In 1999, the RJK Sisters (R.J. Kruisselbrink sisters Rebecca, Richelle, Renée, Raelyn, Reanne and Radine) of Tara, Ont, made their debut performance. They performed in solo and multiple piano arrangements with the Georgian Bay Symphony (2003), the Wilfrid Laurier University Orchestra (2003) and the Mississauga Symphony Orchestra (2004). They toured Michigan and Florida 2003-4 and recorded a piano duet CD, Two Pianos - Four Hands. The Vancouver Piano Ensemble (Amanda Chan, Chin Yen Lee, Winfried Rompf, Tatiana Tyuleneva, and Susan Wong Lim) formed in 2000. They performed in Canada, Europe, and China, and released two recordings (Music for Four Pianos in 2003 and Encore: Music for Four Pianos in 2005). The Ferretti-Lau Piano Duo joined forces with Stephanie Chua as junctQín in 2009 to explore contemporary repertoire.
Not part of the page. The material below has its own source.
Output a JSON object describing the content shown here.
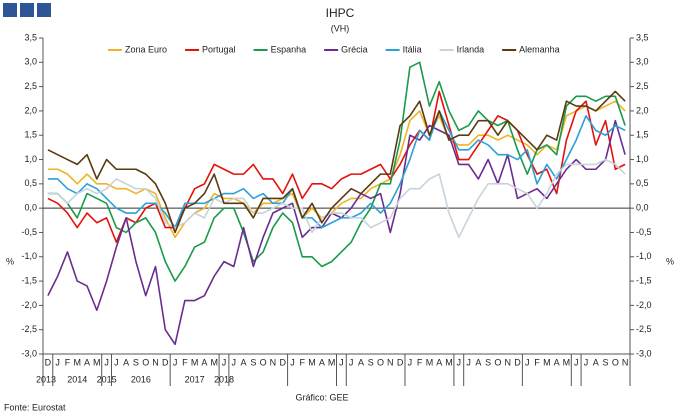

Minimalist and Microtonal Techniques

Multiple-piano compositions in Canada in the latter part of the 20th century displayed interest in minimalist music and East Indian influences. Bruce Mather's Poème du délire (1982) for three pianos in 6ths of tones used the Wyschnegradsky system of non-octaviant spaces modified to produce a scale of 3rds and 6ths. Jack Behrens's Aspects (1983), for three pianos, also used microtonal sounds with the pianos tuned in 6ths of tones.

In 1994, the CD Hommage à Ivan Wyschnegradsky (SNE-589-CD) included the Pierrette LePage-Bruce Mather team along with Marc Couroux, François Couture and Paul Helmer in Mather's Yquem, a composition for four pianos plus ensemble. This work won the 1993 Prix Jules-Léger. The 1994 CD Another Byte of McIntosh (Aurum Records), featuring the compositions of Diana McIntosh, included her work Go Between for three pianos, widely spaced on the stage, and tape. In 1995 Terra Nova (CD 951), a John Winiarz recording, included Winiarz's Le Parcours du Jour (1983) for three pianos tuned to create 36 notes to the octave. This microtonal work has North Indian classical sounds. It was performed by François Couture, Paul Helmer and Louis-Philippe Pelletier.